When she encounters a child in labour, one priority is ensuring the child’s voice is heard, so people understand the lived impact of that work. This can be a powerful motivator for action. She also undertakes careful casework to identify alternative care arrangements, such as extended family members who may be better positioned to support the child. Children are rarely working because their guardians want them to; it is usually because something has broken down economically or socially. Reconnecting families, ensuring safety, and coordinating with government authorities requires trust, local relationships, and cultural understanding that only community-based actors possess.
We also need to rely on people on the ground to assess what is viable within education systems.

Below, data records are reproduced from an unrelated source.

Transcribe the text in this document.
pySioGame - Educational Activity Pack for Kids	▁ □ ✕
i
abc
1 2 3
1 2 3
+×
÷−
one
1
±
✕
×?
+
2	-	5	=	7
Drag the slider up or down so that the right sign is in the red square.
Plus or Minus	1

That includes understanding where schools are located, how accessible they are, the quality of education being offered, and whether families believe schooling will lead to long-term opportunities. Questions about access to secondary education after primary school are fundamental. This is long-term work.
In an ideal scenario, all stakeholders are engaged: education providers, governments, companies making sustained community investments, women, men, and community leaders, with children’s welfare at the center. In some communities, there is support for company investment; in others, companies have created such harmful conditions that communities want them to leave. Outcomes depend entirely on local context and whether community leaders are meaningfully included in decision-making.

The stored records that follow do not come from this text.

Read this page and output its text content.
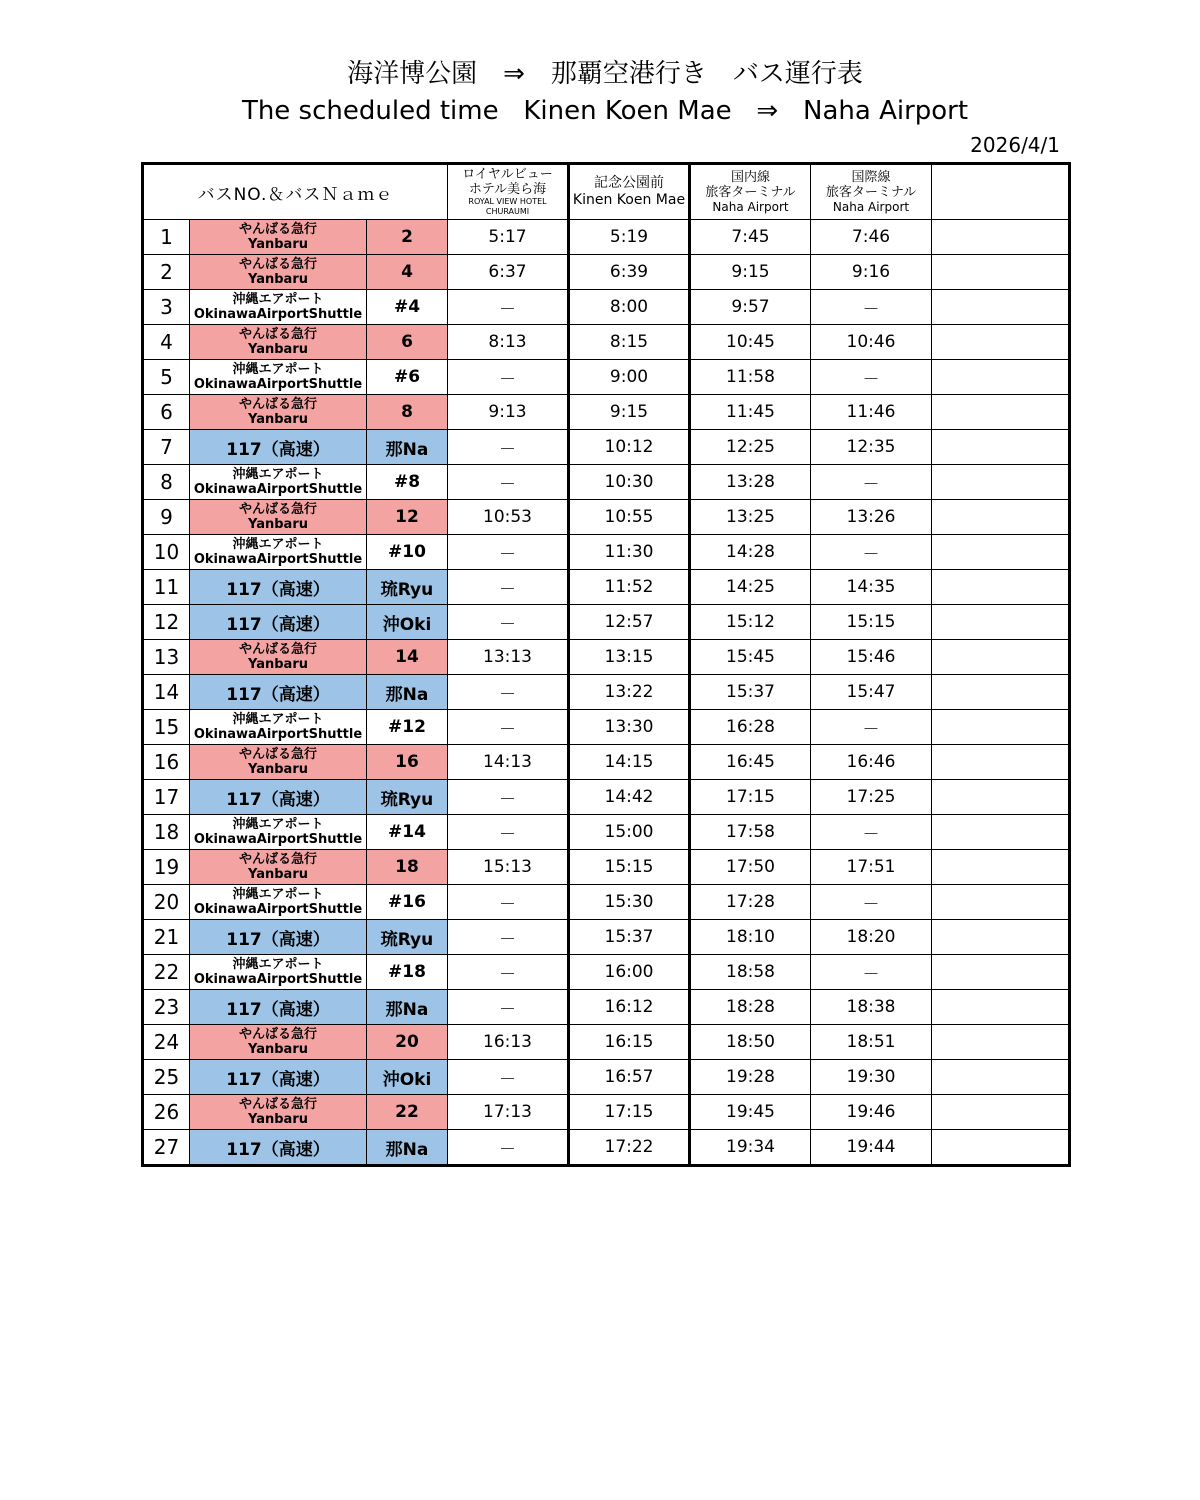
海洋博公園　⇒　那覇空港行き　バス運行表
The scheduled time   Kinen Koen Mae   ⇒   Naha Airport
2026/4/1
バスNO.＆バスＮａｍｅ			ロイヤルビュー
ホテル美ら海
ROYAL VIEW HOTEL
CHURAUMI	記念公園前
Kinen Koen Mae	国内線
旅客ターミナル
Naha Airport	国際線
旅客ターミナル
Naha Airport	

1	やんばる急行
Yanbaru	2	5:17	5:19	7:45	7:46	
2	やんばる急行
Yanbaru	4	6:37	6:39	9:15	9:16	
3	沖縄エアポート
OkinawaAirportShuttle	#4	－	8:00	9:57	－	
4	やんばる急行
Yanbaru	6	8:13	8:15	10:45	10:46	
5	沖縄エアポート
OkinawaAirportShuttle	#6	－	9:00	11:58	－	
6	やんばる急行
Yanbaru	8	9:13	9:15	11:45	11:46	
7	117（高速）	那Na	－	10:12	12:25	12:35	
8	沖縄エアポート
OkinawaAirportShuttle	#8	－	10:30	13:28	－	
9	やんばる急行
Yanbaru	12	10:53	10:55	13:25	13:26	
10	沖縄エアポート
OkinawaAirportShuttle	#10	－	11:30	14:28	－	
11	117（高速）	琉Ryu	－	11:52	14:25	14:35	
12	117（高速）	沖Oki	－	12:57	15:12	15:15	
13	やんばる急行
Yanbaru	14	13:13	13:15	15:45	15:46	
14	117（高速）	那Na	－	13:22	15:37	15:47	
15	沖縄エアポート
OkinawaAirportShuttle	#12	－	13:30	16:28	－	
16	やんばる急行
Yanbaru	16	14:13	14:15	16:45	16:46	
17	117（高速）	琉Ryu	－	14:42	17:15	17:25	
18	沖縄エアポート
OkinawaAirportShuttle	#14	－	15:00	17:58	－	
19	やんばる急行
Yanbaru	18	15:13	15:15	17:50	17:51	
20	沖縄エアポート
OkinawaAirportShuttle	#16	－	15:30	17:28	－	
21	117（高速）	琉Ryu	－	15:37	18:10	18:20	
22	沖縄エアポート
OkinawaAirportShuttle	#18	－	16:00	18:58	－	
23	117（高速）	那Na	－	16:12	18:28	18:38	
24	やんばる急行
Yanbaru	20	16:13	16:15	18:50	18:51	
25	117（高速）	沖Oki	－	16:57	19:28	19:30	
26	やんばる急行
Yanbaru	22	17:13	17:15	19:45	19:46	
27	117（高速）	那Na	－	17:22	19:34	19:44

The essential shift is to center local voices, listen carefully, and move forward with solutions that are genuinely sustainable rather than imposed from the outside.
Jacobsen: Women’s empowerment is often framed as a universal concept, but each culture and country interprets empowerment differently. Could you offer a brief concluding note on how to remain sensitive to cultural context when empowering women?

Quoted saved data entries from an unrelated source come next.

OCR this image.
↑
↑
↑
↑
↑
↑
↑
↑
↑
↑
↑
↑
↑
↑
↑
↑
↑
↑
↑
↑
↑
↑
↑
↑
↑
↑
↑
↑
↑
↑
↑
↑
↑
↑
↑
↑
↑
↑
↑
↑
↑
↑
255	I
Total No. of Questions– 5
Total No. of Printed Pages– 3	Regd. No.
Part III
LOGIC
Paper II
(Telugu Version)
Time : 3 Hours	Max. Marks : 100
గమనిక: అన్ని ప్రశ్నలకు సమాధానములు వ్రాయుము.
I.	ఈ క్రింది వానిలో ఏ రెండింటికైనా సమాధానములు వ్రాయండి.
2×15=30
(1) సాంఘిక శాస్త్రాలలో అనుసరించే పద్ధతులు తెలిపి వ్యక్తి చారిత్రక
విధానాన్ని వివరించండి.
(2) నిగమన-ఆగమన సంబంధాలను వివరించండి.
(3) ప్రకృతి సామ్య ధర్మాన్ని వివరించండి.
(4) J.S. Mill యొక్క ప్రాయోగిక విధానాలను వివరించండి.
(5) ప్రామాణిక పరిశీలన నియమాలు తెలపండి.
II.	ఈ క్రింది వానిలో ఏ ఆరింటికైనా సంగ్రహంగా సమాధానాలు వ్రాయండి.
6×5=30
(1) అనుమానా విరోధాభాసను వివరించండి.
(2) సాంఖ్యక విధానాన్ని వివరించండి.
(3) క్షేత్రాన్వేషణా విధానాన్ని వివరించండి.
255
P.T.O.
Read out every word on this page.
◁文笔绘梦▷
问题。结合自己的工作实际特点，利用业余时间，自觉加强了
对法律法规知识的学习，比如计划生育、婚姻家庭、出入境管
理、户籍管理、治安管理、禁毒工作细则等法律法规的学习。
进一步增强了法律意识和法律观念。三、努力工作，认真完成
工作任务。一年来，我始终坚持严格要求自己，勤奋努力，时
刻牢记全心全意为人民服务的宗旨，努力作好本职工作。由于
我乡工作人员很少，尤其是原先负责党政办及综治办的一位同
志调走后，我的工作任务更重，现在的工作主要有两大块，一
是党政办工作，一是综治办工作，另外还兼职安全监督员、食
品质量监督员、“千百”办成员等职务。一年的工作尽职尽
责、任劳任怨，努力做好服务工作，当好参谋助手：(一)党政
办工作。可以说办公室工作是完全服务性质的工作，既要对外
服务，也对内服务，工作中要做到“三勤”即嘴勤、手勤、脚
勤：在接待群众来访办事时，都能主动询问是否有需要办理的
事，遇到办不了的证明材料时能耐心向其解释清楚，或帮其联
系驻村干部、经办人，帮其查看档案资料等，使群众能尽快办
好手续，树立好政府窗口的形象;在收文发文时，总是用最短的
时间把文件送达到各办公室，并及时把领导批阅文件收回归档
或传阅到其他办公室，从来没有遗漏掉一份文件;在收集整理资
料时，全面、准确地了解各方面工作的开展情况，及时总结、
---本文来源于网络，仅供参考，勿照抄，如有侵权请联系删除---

Scharff: I would return to the principle of listening to women on the ground about what will advance them and their communities, and what their priorities actually are. As you noted, those priorities differ by context.
We work across a wide range of modern slavery issues. For example, The Freedom Fund works in Kenya, Nigeria, and Ethiopia on child labour in private homes, which is often invisible. Globally, child domestic work accounts for an estimated 10 million children, making it one of the largest categories of child labour after agriculture. Many of these children are girls.
In some cases, a family brings a girl from a rural area to help with household chores while also sending her to school. In other cases, the situation is deeply exploitative: the girl may not receive adequate food or sleep and may not attend school at all. Boys are affected as well, but girls are disproportionately represented. These situations are complex, mainly because the households involved may themselves be economically vulnerable.
In that context, girls’ and women’s empowerment means listening to survivors who have grown up and become advocates, and to women working on the ground who understand how to bring about long-term change. That includes engaging everyone involved: the household where the child is working, the child’s own family, and community leaders. It means promoting dialogue so communities can move forward together.
Ultimately, it comes down to centring frontline actors, especially women, and following their lead. For those of us who are globally connected, one of the most meaningful roles we can play is providing platforms, helping raise resources, and amplifying the voices of those closest to the problem.
Jacobsen: Thank you very much for your time today. I appreciate your expertise, and we will be in touch shortly.
Scharff: Thank you. It was good to speak with you. Take care.